In collaboration with the National Board, the funding partners and the National Board for Small Scale Industries (NBSSI), the company will on September 15th 2009 launch its SME Centre to provide advisory and professional services to kick start the project.
In a statement copied to journalists on Thursday, Ms. Diana Owusu Antwi, the SME Centre Project Coordinator said, the idea is to promote matching of domestic business opportunities and international linkages to enable SMEs evolve their domestic businesses into an export driven model.
“The FirstBanc SME Centre is tailored to provide Management Information Services, business support and acceleration services to SMEs as well as industry expertise and identify opportunities in the market that SMEs can exploit.
“In addition, SMEs in need of funding will be linked to our funding partners,” she explained.
The SME Advisory Global, Ms. Owusu Antwi said, would offer creative advice to existing SMEs on the choice of financial instruments available to them in the financial markets.
“Ultimately, we aim at moving a large section of SMEs out of the informal sector to the formal sector, a merger between groups of SMEs as well as a listing of some SMEs on the Ghana Stock Exchange”, Ms Owusu-Antwi said.
For the SME Professional, she said, it is a special package directed at graduates, who plan to set up their own private businesses as well as enterprises with few years of experience that wish to expand.

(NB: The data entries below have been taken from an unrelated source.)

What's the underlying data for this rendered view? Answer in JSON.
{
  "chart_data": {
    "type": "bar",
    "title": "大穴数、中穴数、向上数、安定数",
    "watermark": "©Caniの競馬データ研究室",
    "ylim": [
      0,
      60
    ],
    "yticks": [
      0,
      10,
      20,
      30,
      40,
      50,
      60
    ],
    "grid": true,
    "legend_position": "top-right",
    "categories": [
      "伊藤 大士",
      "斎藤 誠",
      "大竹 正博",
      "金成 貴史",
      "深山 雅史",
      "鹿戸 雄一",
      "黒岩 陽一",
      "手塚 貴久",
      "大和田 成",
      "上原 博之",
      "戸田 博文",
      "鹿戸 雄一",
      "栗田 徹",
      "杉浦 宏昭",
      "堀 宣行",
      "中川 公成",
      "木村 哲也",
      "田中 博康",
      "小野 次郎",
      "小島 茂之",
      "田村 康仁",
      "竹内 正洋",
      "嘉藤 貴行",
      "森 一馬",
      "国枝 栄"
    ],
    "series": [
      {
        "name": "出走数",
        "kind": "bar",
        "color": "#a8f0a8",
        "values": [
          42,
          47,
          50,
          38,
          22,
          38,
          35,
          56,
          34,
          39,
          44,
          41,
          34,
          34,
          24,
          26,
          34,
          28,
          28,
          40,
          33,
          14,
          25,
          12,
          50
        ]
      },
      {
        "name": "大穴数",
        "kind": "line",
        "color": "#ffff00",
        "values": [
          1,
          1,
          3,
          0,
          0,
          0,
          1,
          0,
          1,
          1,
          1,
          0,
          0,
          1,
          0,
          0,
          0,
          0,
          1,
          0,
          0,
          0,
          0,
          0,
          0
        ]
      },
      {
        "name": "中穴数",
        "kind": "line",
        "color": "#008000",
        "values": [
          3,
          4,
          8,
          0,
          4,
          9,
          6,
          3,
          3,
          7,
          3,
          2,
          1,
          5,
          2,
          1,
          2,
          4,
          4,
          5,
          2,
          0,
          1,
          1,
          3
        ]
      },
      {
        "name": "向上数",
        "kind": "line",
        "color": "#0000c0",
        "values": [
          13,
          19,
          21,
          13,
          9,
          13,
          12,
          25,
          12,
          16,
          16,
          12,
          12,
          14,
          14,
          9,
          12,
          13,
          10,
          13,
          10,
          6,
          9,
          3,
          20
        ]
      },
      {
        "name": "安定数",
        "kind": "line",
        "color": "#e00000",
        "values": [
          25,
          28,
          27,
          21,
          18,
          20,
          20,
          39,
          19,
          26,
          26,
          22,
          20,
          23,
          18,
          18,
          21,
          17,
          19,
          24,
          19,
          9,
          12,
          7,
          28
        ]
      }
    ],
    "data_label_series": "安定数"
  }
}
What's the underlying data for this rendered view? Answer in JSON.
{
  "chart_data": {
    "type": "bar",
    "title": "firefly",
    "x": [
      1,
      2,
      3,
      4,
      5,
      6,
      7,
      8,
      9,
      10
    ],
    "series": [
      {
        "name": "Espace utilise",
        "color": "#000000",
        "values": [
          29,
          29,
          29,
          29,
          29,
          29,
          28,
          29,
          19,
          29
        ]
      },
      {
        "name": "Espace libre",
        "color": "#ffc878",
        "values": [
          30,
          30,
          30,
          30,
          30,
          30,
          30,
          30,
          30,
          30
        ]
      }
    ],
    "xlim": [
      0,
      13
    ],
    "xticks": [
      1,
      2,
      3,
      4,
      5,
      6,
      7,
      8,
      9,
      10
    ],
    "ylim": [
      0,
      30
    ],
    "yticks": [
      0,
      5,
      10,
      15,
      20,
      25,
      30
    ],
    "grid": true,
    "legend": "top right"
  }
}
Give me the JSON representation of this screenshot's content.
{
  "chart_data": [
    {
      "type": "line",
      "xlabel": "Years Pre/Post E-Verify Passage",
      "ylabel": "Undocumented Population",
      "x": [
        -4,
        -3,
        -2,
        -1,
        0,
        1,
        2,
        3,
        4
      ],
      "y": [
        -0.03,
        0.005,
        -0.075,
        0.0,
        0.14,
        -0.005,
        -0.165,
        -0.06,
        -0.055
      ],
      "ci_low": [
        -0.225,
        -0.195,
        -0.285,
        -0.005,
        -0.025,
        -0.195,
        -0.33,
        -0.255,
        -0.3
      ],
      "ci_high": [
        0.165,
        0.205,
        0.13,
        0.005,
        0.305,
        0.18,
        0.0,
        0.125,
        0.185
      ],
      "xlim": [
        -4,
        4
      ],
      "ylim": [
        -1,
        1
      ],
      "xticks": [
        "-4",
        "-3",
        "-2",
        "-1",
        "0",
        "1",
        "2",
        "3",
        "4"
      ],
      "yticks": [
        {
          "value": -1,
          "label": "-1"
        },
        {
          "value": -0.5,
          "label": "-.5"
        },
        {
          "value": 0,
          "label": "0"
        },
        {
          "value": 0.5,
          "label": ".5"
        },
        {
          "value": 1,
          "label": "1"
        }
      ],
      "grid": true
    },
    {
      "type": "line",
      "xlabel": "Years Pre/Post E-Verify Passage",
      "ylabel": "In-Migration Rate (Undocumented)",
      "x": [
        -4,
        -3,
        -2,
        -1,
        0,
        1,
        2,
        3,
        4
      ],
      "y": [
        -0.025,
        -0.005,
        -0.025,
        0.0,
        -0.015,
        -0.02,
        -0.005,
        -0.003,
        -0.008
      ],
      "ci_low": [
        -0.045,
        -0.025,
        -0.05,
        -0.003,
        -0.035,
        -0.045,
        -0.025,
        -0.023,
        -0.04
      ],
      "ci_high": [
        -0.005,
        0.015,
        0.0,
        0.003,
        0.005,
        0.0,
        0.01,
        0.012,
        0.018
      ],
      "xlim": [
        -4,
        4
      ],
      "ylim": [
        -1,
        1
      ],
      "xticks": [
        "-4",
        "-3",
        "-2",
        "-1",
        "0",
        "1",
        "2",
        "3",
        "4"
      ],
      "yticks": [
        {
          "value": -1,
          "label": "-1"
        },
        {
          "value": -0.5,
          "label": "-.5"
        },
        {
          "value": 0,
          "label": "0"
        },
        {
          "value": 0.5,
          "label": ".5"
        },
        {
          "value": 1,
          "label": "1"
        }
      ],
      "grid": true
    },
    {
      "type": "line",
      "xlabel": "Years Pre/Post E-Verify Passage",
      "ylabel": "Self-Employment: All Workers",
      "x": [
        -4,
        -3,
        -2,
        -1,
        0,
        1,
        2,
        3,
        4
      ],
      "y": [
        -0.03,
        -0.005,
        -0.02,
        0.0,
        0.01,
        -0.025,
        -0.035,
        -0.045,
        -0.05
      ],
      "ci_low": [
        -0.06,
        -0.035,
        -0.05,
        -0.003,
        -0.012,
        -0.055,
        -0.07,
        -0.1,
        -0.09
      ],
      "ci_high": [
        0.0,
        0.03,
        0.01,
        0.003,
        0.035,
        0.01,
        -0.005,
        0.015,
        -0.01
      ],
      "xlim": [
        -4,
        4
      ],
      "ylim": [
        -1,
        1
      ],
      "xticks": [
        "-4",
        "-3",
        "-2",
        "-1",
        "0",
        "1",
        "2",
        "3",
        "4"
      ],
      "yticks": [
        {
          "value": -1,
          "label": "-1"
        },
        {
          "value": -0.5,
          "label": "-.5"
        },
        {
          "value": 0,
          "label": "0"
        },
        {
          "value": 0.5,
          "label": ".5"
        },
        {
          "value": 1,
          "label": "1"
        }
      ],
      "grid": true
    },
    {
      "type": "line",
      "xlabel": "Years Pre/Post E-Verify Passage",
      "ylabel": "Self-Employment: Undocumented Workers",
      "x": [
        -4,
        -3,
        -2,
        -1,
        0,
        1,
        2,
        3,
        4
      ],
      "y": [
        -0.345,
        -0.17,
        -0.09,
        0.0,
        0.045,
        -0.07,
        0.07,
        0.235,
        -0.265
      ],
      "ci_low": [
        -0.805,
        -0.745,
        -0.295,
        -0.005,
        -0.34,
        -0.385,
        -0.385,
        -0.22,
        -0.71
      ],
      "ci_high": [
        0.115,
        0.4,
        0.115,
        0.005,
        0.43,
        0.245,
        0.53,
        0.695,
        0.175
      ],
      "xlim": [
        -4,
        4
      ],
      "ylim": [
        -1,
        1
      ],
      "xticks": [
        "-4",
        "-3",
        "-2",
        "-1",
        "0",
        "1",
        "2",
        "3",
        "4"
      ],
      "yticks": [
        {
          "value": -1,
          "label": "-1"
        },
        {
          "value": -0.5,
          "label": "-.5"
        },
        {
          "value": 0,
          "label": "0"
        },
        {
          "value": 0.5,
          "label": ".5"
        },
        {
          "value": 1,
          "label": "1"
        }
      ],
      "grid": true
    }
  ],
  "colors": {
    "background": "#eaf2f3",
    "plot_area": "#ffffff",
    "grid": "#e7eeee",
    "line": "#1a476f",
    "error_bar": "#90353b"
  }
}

The centre, she noted, would then assess their growth potential and opportunities and prescribe an appropriate means of funding or assistance.
She added that the essence was to assist enterprises seeking funding to undertake research, product development and innovations among other things.
SMEs in Ghana form about 82% of the business community and with information asymmetry and the high-risk perception of their activities, it is difficult for most of them to access funding for their operations.